# my cellar



## Charlietuna (Nov 14, 2011)

A picture of my cellar tonight. Still have about 25 gallon to bottle in the next month or two.


----------



## winemaker_3352 (Nov 14, 2011)

Very nice!!!


----------



## Runningwolf (Nov 14, 2011)

Very nice. It sure is cool when you can actually see all of your work displayed instead of just sitting in boxes.


----------



## Flem (Nov 14, 2011)

Nice job.
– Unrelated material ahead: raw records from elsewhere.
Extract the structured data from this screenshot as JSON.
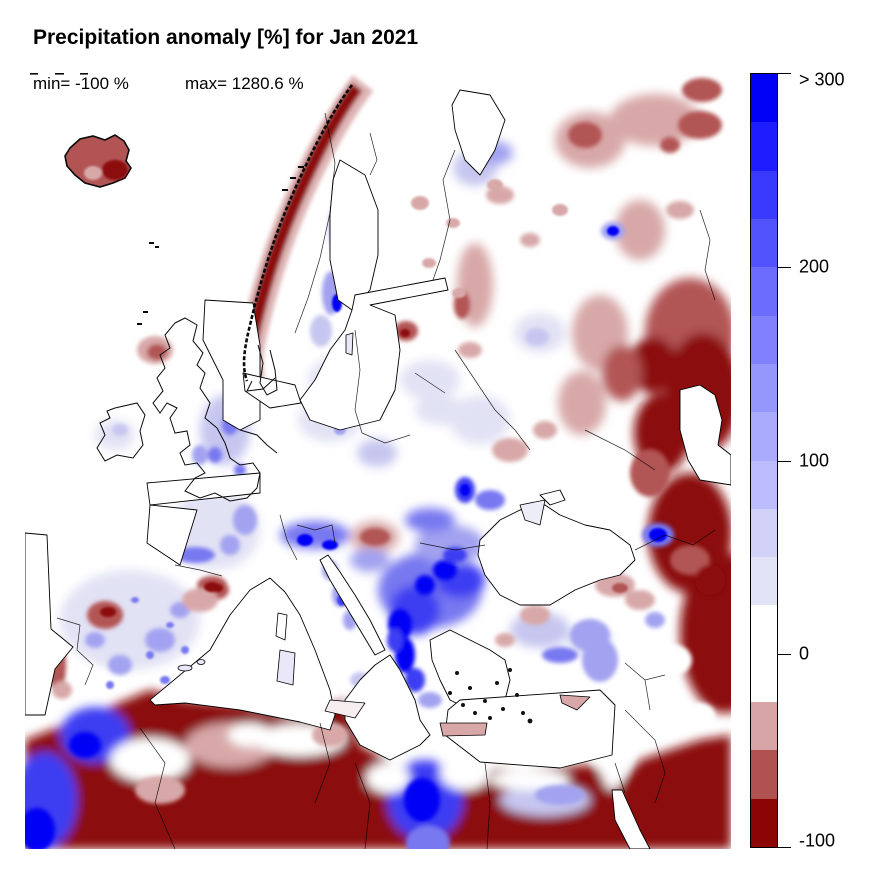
{
  "title": "Precipitation anomaly [%] for Jan 2021",
  "stats": {
    "min_label": "min= -100 %",
    "max_label": "max= 1280.6 %"
  },
  "chart_data": {
    "type": "heatmap",
    "title": "Precipitation anomaly [%] for Jan 2021",
    "variable": "precipitation anomaly",
    "units": "%",
    "period": "Jan 2021",
    "region_shown": "Europe, North Africa, Middle East, western Russia",
    "min_value": -100,
    "max_value": 1280.6,
    "colorbar": {
      "orientation": "vertical",
      "position": "right",
      "value_range": [
        -100,
        300
      ],
      "top_open_ended": true,
      "bin_width": 25,
      "ticks": [
        {
          "label": "> 300",
          "value": 300,
          "position": 0
        },
        {
          "label": "200",
          "value": 200,
          "position": 0.25
        },
        {
          "label": "100",
          "value": 100,
          "position": 0.5
        },
        {
          "label": "0",
          "value": 0,
          "position": 0.75
        },
        {
          "label": "-100",
          "value": -100,
          "position": 1
        }
      ],
      "segments_top_to_bottom": [
        "#0101f6",
        "#1d1dfd",
        "#3a3afd",
        "#5353fd",
        "#6d6dfd",
        "#8181fd",
        "#9697fd",
        "#ababfd",
        "#bdbdfd",
        "#d1d1f8",
        "#e3e3f8",
        "#ffffff",
        "#ffffff",
        "#d7a5a5",
        "#b05252",
        "#8b0505"
      ]
    },
    "regional_anomalies_estimated_pct": [
      {
        "region": "Iceland",
        "anomaly": -70
      },
      {
        "region": "Norwegian coast",
        "anomaly": -90
      },
      {
        "region": "Swedish mountains",
        "anomaly": 150
      },
      {
        "region": "Finland / Baltic states",
        "anomaly": 15
      },
      {
        "region": "British Isles",
        "anomaly": 60
      },
      {
        "region": "France / Central Europe",
        "anomaly": 40
      },
      {
        "region": "Alps",
        "anomaly": 120
      },
      {
        "region": "Iberia (speckled)",
        "anomaly": 60
      },
      {
        "region": "NW Iberia red patch",
        "anomaly": -60
      },
      {
        "region": "Balkans and northern Greece",
        "anomaly": 280
      },
      {
        "region": "Hungary red patch",
        "anomaly": -50
      },
      {
        "region": "Turkey",
        "anomaly": 25
      },
      {
        "region": "Caucasus blue spot",
        "anomaly": 300
      },
      {
        "region": "NE European Russia",
        "anomaly": -55
      },
      {
        "region": "Caspian / Kazakhstan",
        "anomaly": -95
      },
      {
        "region": "Sahara (North Africa)",
        "anomaly": -100
      },
      {
        "region": "Morocco coast",
        "anomaly": 220
      },
      {
        "region": "Gulf of Sidra, Libya",
        "anomaly": 290
      },
      {
        "region": "Egyptian coast",
        "anomaly": 80
      },
      {
        "region": "Middle East interior",
        "anomaly": -100
      }
    ]
  }
}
Keep it up!!


----------



## ibglowin (Nov 14, 2011)

Very nice but looks like your going to need to start an expansion soon!


----------



## jtstar (Nov 14, 2011)

Looks good keep up the good work and don't forget to expand


----------



## Wade E (Nov 14, 2011)

Nice job, is there a cooling unit in there?


----------



## Pauly2275 (Nov 14, 2011)

Very nice! lloks like you could run out of room really soon though


----------



## Charlietuna (Nov 15, 2011)

I am planning on expansion. that is just one of 3 walls of shelving in there, but I will need to build the boxes on the other shelves. but I have these bushell boxes to help for a while

No cooling unit. there is duct work that runs above the ceiling & I was thinking about tapping in the AC for the summer. Seems to stay mid 60's in the summer & lower 60's in the winter


----------



## ibglowin (Nov 15, 2011)

Lots of people would kill to have a cellar in the 60's year round with no special HVAC!


----------



## Wade E (Nov 15, 2011)

Opening up the ac duct would be a great idea!


----------



## winebreath (Nov 15, 2011)

Hey that looks good........noticed them pickles too, they look good.
I haven't canned in several years and I need to get back to it.

Great job
later.....WB


----------



## Charlietuna (Nov 16, 2011)

I am very fortunate to still have my grandmother. At 84 she still cans every year. Last year we put up ~75 qts of green beans, about the same of tomato juice, made apple butter, apple sauce, pickles - they are amazing, home made jelly & we freeze our corn - over 100 freezer bags. It's a lot of hard work , but it's a family thing & my wife, aunts & uncles all help. & now lots of wine to share the cellar.


----------



## Celestyal (Nov 17, 2011)

I am so jealous...
Thanks for posting though!


----------



## J-Gee (Nov 22, 2011)

I like that a lot.


----------